Une troisième référence de poids pour l’enfant et le jeune s’inscrit dans le quotidien des familles, des écoles, des groupes sportifs ou culturels. Il s’agit de l’adulte, tout simplement. Qui d’entre nous ne s’est pas construit au fil de face-à-face avec des femmes et des hommes défenseurs de valeurs significatives ? Sans écrans ni smartphones, nous avions le loisir de les rencontrer. L’emploi du temps d’un jeune de 2022 l’y autorise-t-il ? Entre le temps accordé aux rencontres réelles et celui que le virtuel dévore, de quel côté la balance penche-t-elle ?

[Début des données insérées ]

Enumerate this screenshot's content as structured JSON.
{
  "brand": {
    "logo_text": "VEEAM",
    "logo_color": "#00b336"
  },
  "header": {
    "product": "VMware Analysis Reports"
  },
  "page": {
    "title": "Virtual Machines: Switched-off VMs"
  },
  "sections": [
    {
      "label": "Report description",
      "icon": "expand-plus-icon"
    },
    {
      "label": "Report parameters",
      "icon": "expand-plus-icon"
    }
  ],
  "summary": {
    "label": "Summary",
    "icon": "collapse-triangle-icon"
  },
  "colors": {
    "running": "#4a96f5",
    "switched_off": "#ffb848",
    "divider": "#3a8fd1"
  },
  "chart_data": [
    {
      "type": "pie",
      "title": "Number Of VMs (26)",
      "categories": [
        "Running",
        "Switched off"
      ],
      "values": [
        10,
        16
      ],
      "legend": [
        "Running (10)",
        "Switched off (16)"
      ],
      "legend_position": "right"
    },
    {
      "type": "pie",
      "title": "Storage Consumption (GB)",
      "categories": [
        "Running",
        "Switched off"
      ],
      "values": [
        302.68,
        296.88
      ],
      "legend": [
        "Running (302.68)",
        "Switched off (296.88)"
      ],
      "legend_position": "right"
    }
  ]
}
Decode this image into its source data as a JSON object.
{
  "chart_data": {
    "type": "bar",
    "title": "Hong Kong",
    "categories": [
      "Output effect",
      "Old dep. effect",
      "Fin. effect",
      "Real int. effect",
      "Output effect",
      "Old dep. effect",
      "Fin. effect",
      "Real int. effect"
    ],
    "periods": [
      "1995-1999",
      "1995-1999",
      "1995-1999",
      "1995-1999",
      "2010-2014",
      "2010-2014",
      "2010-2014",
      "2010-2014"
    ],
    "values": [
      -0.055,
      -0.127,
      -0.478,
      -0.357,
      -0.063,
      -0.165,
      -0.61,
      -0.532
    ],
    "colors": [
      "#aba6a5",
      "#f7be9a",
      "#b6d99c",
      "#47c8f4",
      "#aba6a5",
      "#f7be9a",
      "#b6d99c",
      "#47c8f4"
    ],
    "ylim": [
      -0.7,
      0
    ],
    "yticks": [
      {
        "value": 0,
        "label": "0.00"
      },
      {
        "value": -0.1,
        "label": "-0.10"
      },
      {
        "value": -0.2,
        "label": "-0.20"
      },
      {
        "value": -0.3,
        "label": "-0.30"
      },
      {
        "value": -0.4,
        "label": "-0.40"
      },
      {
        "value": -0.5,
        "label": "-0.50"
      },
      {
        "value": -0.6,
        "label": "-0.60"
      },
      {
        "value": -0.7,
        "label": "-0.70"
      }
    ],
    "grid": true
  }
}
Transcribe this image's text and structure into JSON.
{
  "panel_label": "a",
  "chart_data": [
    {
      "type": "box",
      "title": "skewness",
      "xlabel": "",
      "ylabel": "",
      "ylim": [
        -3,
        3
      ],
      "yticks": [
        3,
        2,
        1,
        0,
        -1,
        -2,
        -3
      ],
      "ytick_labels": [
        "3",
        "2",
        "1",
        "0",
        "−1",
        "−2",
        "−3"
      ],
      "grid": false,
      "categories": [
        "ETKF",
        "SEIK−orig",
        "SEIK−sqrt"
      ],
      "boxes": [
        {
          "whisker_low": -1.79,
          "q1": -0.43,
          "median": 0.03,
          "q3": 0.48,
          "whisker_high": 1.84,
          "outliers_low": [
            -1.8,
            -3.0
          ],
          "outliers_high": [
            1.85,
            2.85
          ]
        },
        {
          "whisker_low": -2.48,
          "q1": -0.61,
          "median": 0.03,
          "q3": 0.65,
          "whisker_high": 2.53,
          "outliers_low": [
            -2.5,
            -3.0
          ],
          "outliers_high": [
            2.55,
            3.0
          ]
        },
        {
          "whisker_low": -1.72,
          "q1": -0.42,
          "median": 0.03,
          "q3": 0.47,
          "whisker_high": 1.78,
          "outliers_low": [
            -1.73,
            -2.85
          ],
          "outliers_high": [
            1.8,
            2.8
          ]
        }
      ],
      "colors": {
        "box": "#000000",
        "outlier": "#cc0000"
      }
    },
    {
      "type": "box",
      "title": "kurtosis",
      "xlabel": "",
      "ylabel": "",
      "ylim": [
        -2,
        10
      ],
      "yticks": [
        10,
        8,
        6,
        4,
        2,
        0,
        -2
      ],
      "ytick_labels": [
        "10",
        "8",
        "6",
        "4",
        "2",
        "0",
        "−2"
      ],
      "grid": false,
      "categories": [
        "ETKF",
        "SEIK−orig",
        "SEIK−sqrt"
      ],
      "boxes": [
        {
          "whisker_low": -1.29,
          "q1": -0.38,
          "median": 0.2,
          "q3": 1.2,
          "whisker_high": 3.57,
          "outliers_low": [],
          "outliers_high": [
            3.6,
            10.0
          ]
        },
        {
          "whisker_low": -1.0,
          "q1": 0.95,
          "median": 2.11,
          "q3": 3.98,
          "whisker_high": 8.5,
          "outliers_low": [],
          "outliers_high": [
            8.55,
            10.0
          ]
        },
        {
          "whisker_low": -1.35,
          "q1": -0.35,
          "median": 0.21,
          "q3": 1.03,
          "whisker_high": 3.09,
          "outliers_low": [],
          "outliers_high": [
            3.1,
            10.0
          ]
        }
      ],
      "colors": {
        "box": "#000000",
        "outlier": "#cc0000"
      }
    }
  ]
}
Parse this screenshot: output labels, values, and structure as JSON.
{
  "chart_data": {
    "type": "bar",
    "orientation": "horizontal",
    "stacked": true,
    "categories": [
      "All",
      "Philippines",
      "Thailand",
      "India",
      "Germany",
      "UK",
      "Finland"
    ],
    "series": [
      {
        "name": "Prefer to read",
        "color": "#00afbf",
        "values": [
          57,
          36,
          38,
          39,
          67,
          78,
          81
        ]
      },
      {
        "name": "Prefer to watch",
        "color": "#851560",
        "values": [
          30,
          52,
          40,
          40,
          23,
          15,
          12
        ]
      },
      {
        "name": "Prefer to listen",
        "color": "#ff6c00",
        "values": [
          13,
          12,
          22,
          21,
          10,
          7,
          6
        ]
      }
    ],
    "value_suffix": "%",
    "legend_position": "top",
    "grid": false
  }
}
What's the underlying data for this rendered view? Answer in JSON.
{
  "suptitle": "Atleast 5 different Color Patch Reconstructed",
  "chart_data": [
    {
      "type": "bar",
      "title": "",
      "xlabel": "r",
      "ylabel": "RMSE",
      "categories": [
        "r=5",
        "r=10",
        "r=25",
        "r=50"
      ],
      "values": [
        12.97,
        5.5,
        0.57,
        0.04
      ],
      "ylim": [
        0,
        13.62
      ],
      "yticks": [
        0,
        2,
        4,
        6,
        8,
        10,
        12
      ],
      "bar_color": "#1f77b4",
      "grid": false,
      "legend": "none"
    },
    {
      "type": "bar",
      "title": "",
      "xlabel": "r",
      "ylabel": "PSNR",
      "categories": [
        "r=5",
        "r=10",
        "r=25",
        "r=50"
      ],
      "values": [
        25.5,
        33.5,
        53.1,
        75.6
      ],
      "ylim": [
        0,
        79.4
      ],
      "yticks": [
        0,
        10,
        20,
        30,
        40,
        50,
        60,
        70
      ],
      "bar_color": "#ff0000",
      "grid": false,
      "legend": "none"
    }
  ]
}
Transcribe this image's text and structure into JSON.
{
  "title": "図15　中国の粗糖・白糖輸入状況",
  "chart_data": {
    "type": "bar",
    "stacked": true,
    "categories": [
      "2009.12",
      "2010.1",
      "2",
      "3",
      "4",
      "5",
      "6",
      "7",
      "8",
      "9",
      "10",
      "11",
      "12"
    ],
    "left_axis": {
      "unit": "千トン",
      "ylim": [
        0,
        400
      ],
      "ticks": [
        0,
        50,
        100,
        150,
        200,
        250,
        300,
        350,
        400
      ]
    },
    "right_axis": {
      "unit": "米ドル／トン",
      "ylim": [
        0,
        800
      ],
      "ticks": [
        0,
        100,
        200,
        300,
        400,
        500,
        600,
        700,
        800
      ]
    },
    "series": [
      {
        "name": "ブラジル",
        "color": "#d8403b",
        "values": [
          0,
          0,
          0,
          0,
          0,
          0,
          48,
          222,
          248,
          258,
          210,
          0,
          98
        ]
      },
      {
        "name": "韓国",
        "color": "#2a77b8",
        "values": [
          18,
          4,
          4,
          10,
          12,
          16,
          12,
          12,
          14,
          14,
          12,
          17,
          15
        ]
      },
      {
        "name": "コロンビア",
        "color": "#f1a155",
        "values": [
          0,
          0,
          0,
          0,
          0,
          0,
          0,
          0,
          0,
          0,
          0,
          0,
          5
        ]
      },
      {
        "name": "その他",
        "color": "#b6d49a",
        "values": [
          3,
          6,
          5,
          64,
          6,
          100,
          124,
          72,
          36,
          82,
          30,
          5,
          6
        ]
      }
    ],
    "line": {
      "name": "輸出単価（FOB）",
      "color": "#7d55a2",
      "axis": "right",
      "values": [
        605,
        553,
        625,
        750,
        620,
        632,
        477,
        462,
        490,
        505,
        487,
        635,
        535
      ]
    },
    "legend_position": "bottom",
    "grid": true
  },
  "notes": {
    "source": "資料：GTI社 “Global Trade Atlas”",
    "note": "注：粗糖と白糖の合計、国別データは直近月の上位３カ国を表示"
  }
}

Et si alors Internet était la nouvelle référence ? N’ouvre-t-il pas, dès la petite enfance parfois, l’accès à tout et n’importe quoi ? Mais quel accès ? Un foisonnement insensé où un enfant serait censé trouver un sens. Or le petiot ne détient encore aucun des instruments qui préparent une lucidité critique. Par sa surabondance, le web impose de choisir sans éduquer à choisir. Et l’adulte, qui pourrait compenser ce manque, est-il disponible ou lui-même rivé à son écran ? Un retour volontariste de tous, petits et grands, dans le monde réel n’apporterait-il pas déjà un début de solution ? Les contacts humains – en chair et en os – sont le creuset de toute humanisation. C’est là que se profilent pour les jeunes l’être et le monde qui pourraient leur garder intacte l’envie de vivre. Et d’exercer ce dur métier dont la pénibilité n’aurait plus rien d’insurmontable.

Publié dans La Libre Belgique, p. 41, le lundi 27/06/2022, sous le titre « Le dur métier de vivre ».